Tony was cleaning clams behind the line, so I moseyed up to the pass of the open kitchen to ask a few questions before things got hairy.  After all, this seemed akin to one of those assembly line jobs I’d overheard him say he’d love to have in the land of make believe, like we all dare to dream to pretend having.  But Cypress isn’t a place for brainless activities.  Not even cleaning clams, so nimble Tony multitasked.
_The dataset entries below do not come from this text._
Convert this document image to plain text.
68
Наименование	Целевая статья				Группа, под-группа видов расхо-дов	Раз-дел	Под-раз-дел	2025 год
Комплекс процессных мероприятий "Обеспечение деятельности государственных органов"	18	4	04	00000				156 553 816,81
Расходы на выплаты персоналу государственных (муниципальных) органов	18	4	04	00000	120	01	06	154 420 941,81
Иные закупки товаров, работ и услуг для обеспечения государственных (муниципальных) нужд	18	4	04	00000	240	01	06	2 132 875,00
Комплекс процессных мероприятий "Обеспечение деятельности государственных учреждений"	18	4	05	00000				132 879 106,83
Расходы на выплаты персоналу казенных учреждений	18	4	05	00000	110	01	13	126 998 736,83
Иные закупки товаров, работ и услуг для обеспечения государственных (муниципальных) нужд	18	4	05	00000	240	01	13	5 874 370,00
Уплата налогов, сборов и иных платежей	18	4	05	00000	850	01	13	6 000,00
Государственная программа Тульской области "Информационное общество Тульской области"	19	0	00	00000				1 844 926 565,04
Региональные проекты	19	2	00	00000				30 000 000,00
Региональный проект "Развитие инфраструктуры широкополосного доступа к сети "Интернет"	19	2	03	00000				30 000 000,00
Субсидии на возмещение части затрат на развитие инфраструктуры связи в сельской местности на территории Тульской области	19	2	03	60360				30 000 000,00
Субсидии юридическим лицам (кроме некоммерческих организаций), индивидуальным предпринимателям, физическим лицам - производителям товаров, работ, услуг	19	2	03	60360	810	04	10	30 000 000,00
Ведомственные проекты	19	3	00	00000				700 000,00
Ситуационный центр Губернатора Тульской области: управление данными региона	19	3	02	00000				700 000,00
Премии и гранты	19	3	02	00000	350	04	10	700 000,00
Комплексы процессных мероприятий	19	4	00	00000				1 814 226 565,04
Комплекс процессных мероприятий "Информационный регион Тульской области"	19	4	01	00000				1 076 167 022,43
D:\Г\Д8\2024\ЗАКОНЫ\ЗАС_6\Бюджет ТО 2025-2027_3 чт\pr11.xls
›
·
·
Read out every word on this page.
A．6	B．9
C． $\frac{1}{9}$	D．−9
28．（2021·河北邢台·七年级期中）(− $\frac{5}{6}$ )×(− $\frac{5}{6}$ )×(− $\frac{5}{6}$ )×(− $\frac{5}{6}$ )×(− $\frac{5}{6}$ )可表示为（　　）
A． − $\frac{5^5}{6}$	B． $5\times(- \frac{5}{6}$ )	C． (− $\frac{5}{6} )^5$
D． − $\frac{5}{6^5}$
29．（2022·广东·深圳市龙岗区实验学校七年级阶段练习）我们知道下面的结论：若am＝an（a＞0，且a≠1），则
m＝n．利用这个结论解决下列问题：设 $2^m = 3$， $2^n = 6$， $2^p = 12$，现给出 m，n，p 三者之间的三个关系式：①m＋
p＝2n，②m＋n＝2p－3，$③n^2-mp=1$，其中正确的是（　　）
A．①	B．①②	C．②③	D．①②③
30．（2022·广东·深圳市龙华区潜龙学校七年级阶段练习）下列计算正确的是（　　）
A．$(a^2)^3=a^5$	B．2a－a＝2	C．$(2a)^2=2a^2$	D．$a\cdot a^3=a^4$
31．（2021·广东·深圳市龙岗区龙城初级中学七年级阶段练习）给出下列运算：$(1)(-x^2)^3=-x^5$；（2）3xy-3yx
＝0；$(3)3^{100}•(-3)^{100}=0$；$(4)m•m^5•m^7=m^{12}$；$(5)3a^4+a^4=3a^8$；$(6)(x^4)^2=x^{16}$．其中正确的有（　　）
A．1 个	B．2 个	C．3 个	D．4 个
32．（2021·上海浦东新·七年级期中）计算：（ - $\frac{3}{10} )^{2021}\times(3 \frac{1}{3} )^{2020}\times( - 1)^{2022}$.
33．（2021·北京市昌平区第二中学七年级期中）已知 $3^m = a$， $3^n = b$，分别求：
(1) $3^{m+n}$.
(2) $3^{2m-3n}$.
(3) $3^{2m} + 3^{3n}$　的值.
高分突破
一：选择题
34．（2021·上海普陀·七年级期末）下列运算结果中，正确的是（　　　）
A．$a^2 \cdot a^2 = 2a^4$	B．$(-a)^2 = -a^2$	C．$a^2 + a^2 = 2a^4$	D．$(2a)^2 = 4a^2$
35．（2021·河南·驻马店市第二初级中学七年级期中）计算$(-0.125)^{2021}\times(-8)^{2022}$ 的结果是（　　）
“My go-to formula for family meal is simple, quick, and delicious. ” he explained.  “The first step for me is I think of a cuisine.  What do I feel like eating? Then I see what I have to work with, and it comes together pretty easily.  It kind of has to.  It’s all about efficiency.  You can’t spend too much time making it since you are in the middle of prep for service. Chef would not be happy.”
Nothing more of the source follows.